Six rabbits were selected randomly from each group and euthanized at 1, 4, 8, and 12 weeks after surgery. The operative area was observed under an operating microscope by a single researcher. The extent of adhesion of each rabbit was scored according to a modified version of the Rydell classification [17].

Histology and image analyses

At the same time points, as for macroscopic observation, histology samples centered on the vertebral bone, vertebral canal, and its contents, as well as surrounding muscles and scars, were taken from the 6 euthanized rabbits of each group. After staining (hematoxylin and eosin (H&E), van Gieson), a single researcher undertook microscopy and determined histology scores using a modified version of the Nussbaum standard [18]. Simultaneously, H&E-stained sections were analyzed quantitatively using a color image-analysis system (Chinese BUAA CM2000) to determine the area of the epidural scars as well as the ratio of adhesion:non-adhesion of the dura mater.

Ultrastructural observation

Twelve weeks after surgery, epidural scar tissue taken from each group of rabbits underwent fixing, dehydration, embedding, sectioning, and staining. Variations in ultrastructure were observed using a transmission electron microscope (7500; Hitachi).

Statistical analyses

Data were analyzed using SPSS v11.0 (IBM, Armonk, NY, USA). Results were reported as x ± SD. One-way ANOVA was carried out to analyze differences within and between groups, except for histology scores and macroscopy grades, which were based on 4 × 4 factorial analyses. p < 0.05 was considered significant.

Data availability

The raw/processed data required to reproduce these findings cannot be shared at this time for legal reasons and because the data form part of an ongoing study.

Results

Detection of TET release in vitro

TET release from the TET–PDLLA film was in three stages: relatively rapid release during the first 48 h, gradual slowing of release until 38 days, and appearance of a second peak (Fig. 1). The duration of continuous delivery was 66 days. Approximately 31.26% of the TET in the TET–PDLLA film was released during the first 48 h, ultimately, the cumulative delivery rate was up to 93.18% (Fig. 2).

Fig. 1 — The release curve in vitro of TET-loaded PDLLA film (n = 5, mean ± SD). TET, tetrandrine; PDLLA, poly(d,l-lactic acid)
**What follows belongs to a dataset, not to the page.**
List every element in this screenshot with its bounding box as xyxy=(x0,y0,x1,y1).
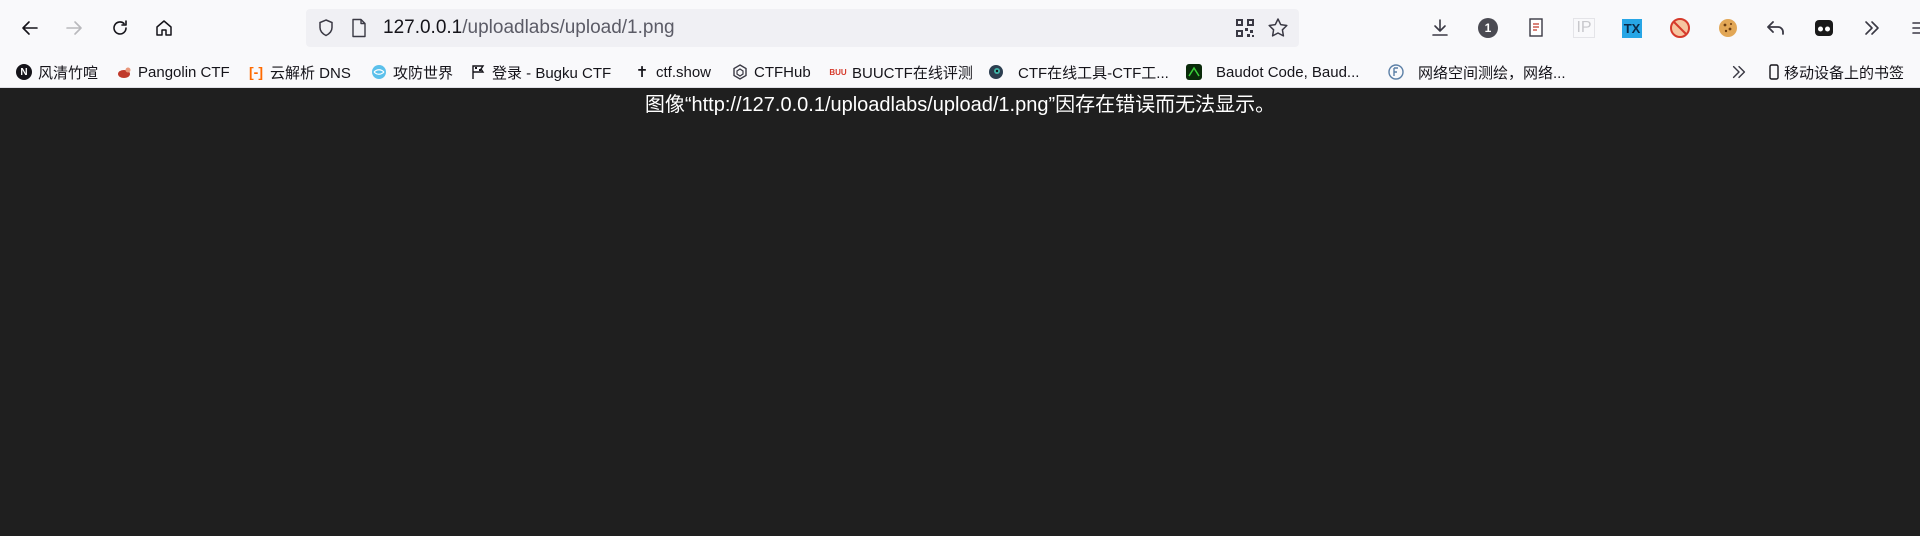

Fig. 2 — Accumulated release curve in vitro of TET-loaded PDLLA film (n = 5, mean ± SD). TET, tetrandrine; PDLLA, poly(d,l-lactic acid)

Serum tests

The T and P groups both showed no significant difference in liver function (ALT, AST) or renal function (BUN, Cr) compared with the BC group at each time point (Figs. 3a and b and 4a and b).

Fig. 3 — a and b Effects of TET-loaded PDLLA film on liver function (AST&ALT) (n = 24, mean ± SD). TET, tetrandrine; PDLLA, poly(d,l-lactic acid); T group, TET–PDLLA film group; P group, PDLLA membrane group; BC group, blank control group

Fig. 4 — a and b Effects of TET-loaded PDLLA film on renal function (BUN&Cr) (n = 24, mean ± SD). TET, tetrandrine; PDLLA, poly(d,l-lactic acid); T group, TET–PDLLA film group; P group, PDLLA membrane group; BC group, blank control group

Detection of the blood concentration of TET

The postoperative blood concentration of TET in the T group increased gradually until reaching a peak at day 7, followed by a gradual decrease. The postoperative blood concentration of TET at each time point was significantly less than the lethal dose (LD)₅₀ of TET (33.3 mg/L [19]) (Table 1).

Table 1.

Blood concentration of TET (± SD, mg/L)

Groups	Day3 postop	Week 1 postop	Week 4 postop	Week 8 postop	Week 12 postop
T group	< 0.2	8.40 ± 1.58	5.52 ± 1.24	4.53 ± 0.94	2.22 ± 0.22
BC group	< 0.2	< 0.2	< 0.2	< 0.2	< 0.2

Open in a new tab

< 0.2 means below the detection limit of the instrument (0.2 mg/L). There was a clear difference when compared in pairs of time points at T group (p < 0.05)

Macroscopic observation

At each time point, scores for the proliferation of epidural scars or adhesion of the dura mater in the T group were much lower than those of the two control groups (Fig. 5). Four weeks after surgery, posterior adhesion of the dura mater in the P group was similar to that of the T group owing to the barrier formed by the PDLLA film. However, at week 8 or later, after film degradation, posterior and anterior adhesion of the dura mater was worse than that observed in the T group (Figs. 5 and 9).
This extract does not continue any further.